The land in question was part of a military reservation of the United States, and was used and occupied as a military post, and David S. Stanley and his codefendants were officers of the army of the United States holding and occupying the land under authority of the United States. They pleaded not guilty, and specially that they held lawful possession of the property as officers and agents of the United States, which had had title and right of possession, under conveyance duly recorded, since the year 1875, as innocent purchasers for value without notice, and also the three-year, the five-year, and the ten-year statutes of limitation of Texas, and a claim for allowance for permanent and valuable improvements.
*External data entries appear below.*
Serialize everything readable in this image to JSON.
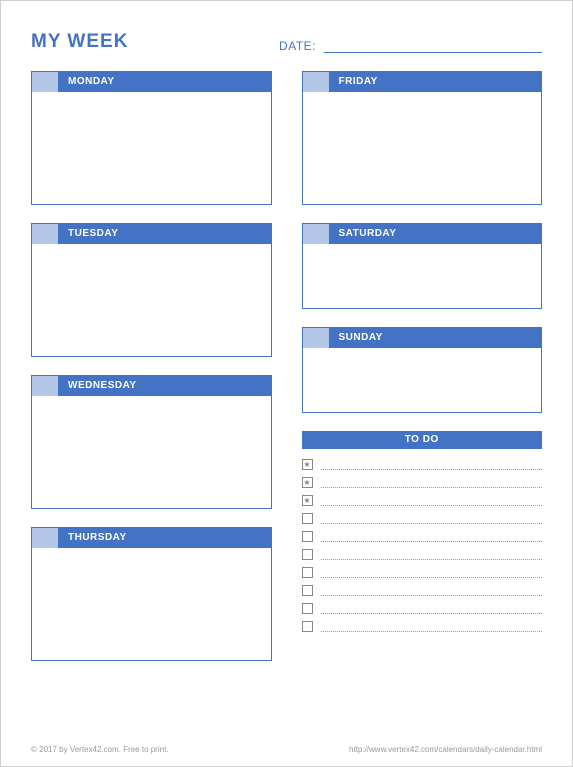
{
  "title": "MY WEEK",
  "date_label": "DATE:",
  "days": {
    "mon": "MONDAY",
    "tue": "TUESDAY",
    "wed": "WEDNESDAY",
    "thu": "THURSDAY",
    "fri": "FRIDAY",
    "sat": "SATURDAY",
    "sun": "SUNDAY"
  },
  "todo": {
    "header": "TO DO",
    "rows": [
      {
        "mark": "★"
      },
      {
        "mark": "★"
      },
      {
        "mark": "★"
      },
      {
        "mark": ""
      },
      {
        "mark": ""
      },
      {
        "mark": ""
      },
      {
        "mark": ""
      },
      {
        "mark": ""
      },
      {
        "mark": ""
      },
      {
        "mark": ""
      }
    ]
  },
  "footer": {
    "left": "© 2017 by Vertex42.com. Free to print.",
    "right": "http://www.vertex42.com/calendars/daily-calendar.html"
  }
}
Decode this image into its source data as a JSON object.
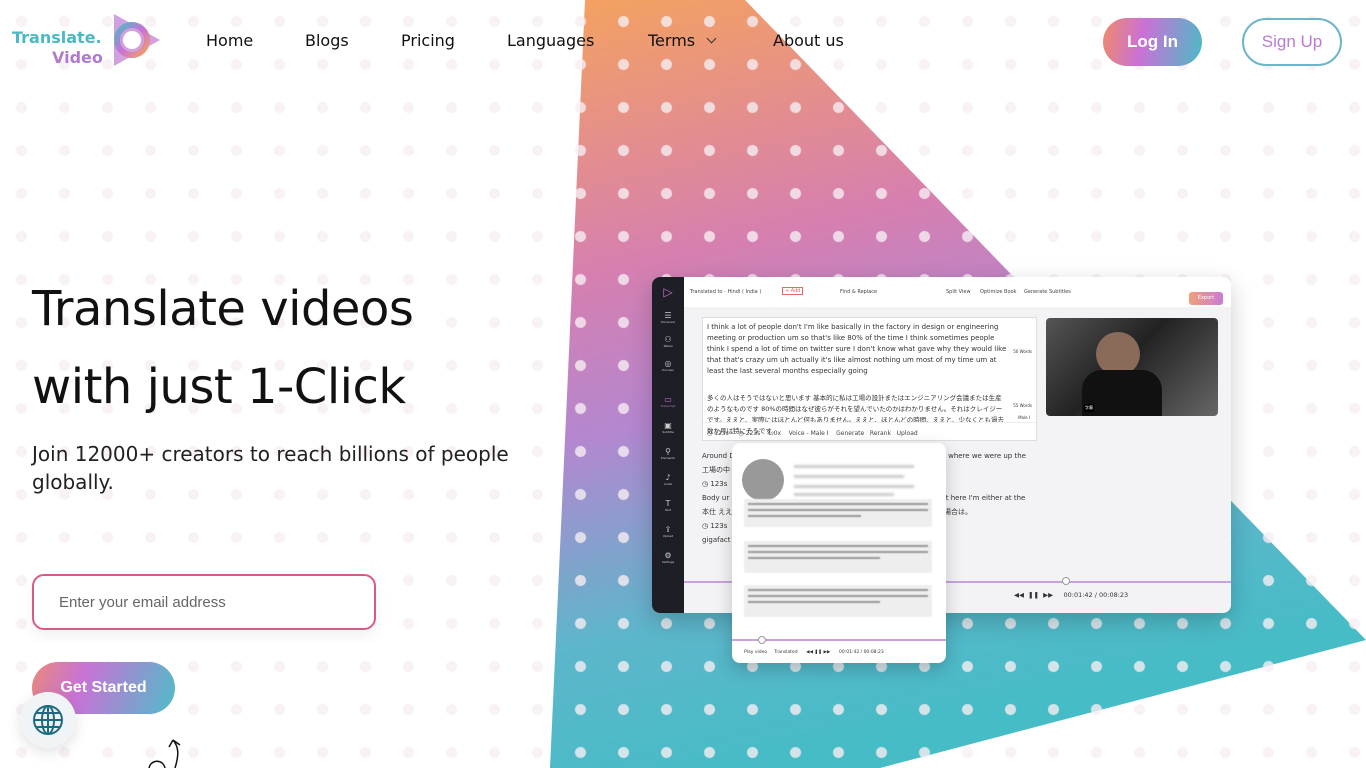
{
  "colors": {
    "brand_teal": "#4bbbc6",
    "brand_purple": "#c971d6",
    "brand_orange": "#f08a6a",
    "input_border": "#d75b84"
  },
  "logo": {
    "line1": "Translate.",
    "line2": "Video"
  },
  "nav": {
    "items": [
      "Home",
      "Blogs",
      "Pricing",
      "Languages",
      "Terms",
      "About us"
    ],
    "terms_icon": "chevron-down-icon",
    "login": "Log In",
    "signup": "Sign Up"
  },
  "hero": {
    "title_line1": "Translate videos",
    "title_line2": "with just 1-Click",
    "subtitle": "Join 12000+ creators to reach billions of people globally.",
    "email_placeholder": "Enter your email address",
    "cta": "Get Started"
  },
  "mockup": {
    "translated_to": "Translated to - Hindi ( India )",
    "add": "+ Add",
    "toolbar": [
      "Find & Replace",
      "Split View",
      "Optimize Book",
      "Generate Subtitles"
    ],
    "export": "Export",
    "sidebar": [
      "Voiceover",
      "Tables",
      "Process",
      "Transcript",
      "Subtitle",
      "Elements",
      "Audio",
      "Text",
      "Upload",
      "Settings"
    ],
    "segment_en": "I think a lot of people don't I'm like basically in the factory in design or engineering meeting or production um so that's like 80% of the time I think sometimes people think I spend a lot of time on twitter sure I don't know what gave why they would like that that's crazy um uh actually it's like almost nothing um most of my time um at least the last several months especially going",
    "segment_jp": "多くの人はそうではないと思います 基本的に私は工場の設計またはエンジニアリング会議または生産のようなものです 80%の時間はなぜ彼らがそれを望んでいたのかはわかりません。それはクレイジーです。ええと、実際にはほとんど何もありません。ええと、ほとんどの時間、ええと、少なくとも過去数か月は特にそうです。",
    "words_1": "50 Words",
    "words_2": "55 Words",
    "voice_tag": "Male I",
    "start": "123s",
    "end": "223s",
    "speed": "1.0x",
    "voice": "Voice - Male I",
    "generate": "Generate",
    "rerank": "Rerank",
    "upload": "Upload",
    "line_a": "Around D",
    "line_a2": "up where we were up the",
    "line_b": "工場の中",
    "line_c": "Body ur",
    "line_c2": "not here I'm either at the",
    "line_d": "本仕 ええ",
    "line_d2": "い場合は。",
    "line_e": "gigafact",
    "time": "00:01:42 / 00:08:23",
    "popup_play": "Play video",
    "popup_translated": "Translated",
    "popup_time": "00:01:42 / 00:08:23"
  }
}
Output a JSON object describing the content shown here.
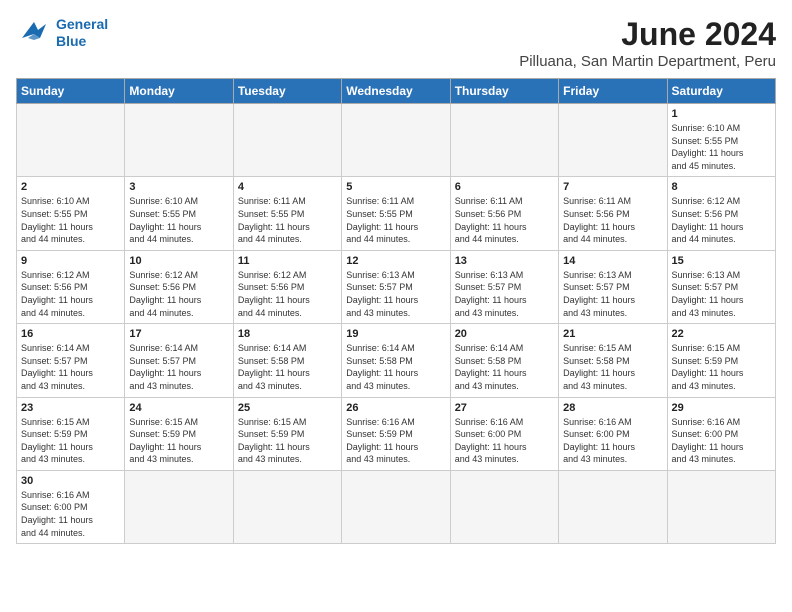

The United States district attorney appeared for the United States, acting, as he alleged, "by and through instructions from the Attorney General of the United States," and joined on behalf of the United States in the pleas of the other defendants.

The district court being of opinion that the United States could not set up the statute of limitations, whether for three, five, or ten years or otherwise, the pleas of the United States to that effect were ordered to be stricken out.

On the trial, evidence was adduced on both sides bearing upon the title and the purchase of the property by the United States and the value of the improvements. It appeared that one Dignowity was the common source of title, and had executed a statutory warranty deed of the lot in controversy to Duncan B. McMillan, dated and acknowledged May 9, 1860, but not recorded until September 30, 1889; that McMillan, then a widower, died February 5, 1865, leaving three children him surviving, of whom plaintiff Mary U. was born September 11, 1848, and married J. H. Schwalby January 18, 1871, and Duncan W. was born November 2, 1850, and conveyed to Joseph Spence, Jr., the intervener, March 26, 1889, by deed acknowledged that day and filed for record March 29, 1889.

Dignowity died in April, 1875, testate, and by the terms of his will, which was duly probated that month, his property passed to his widow, who, on May 1, 1875, in her own right, and as independent executrix of her husband's will, released and

Page 147 U. S. 510

quitclaimed to the City of San Antonio all her right, title, and interest in the lot in question, "known as the McMillan Lot,'" with covenant of warranty against any person claiming by, under, or through Dignowity or his estate. The City of San Antonio conveyed this and three other lots by warranty deed, dated June 16, 1875, and recorded October 21, 1875, to the United States for military purposes.

General Stanley testified that he was a brigadier general of the United States army, that his codefendants were officers of the same, and that they took and held possession as such officers.

It was contended that the evidence tended to show that the city and the United States took with notice of a previous sale to McMillan; that McMillan had never paid the purchase price in full; that the unrecorded deed was never delivered to McMillan, but held in escrow, and that Dignowity paid the taxes on the lot from 1860 to 1875.

The district court gave judgment in favor of the plaintiffs Schwalby and Spence, that each had title to one-third of the lot, and for the possession of the whole, and also in favor of the United States for $1,521 for the improvements, that being the difference between the value thereof and the amount found due from the United States for the use and occupation of the premises. Both parties excepted to the judgment and perfected an appeal therefrom. The Supreme Court of Texas reversed the judgment and rendered judgment dismissing the action as to the United States, that plaintiffs recover from the defendants, Stanley and others, possession of the lot in question, and the sum of $200, being the value of the use and occupation of said land, together with costs; to review which judgment this writ of error was sued out. The opinion is reported, in advance of the official series, in 19 S.W. 264.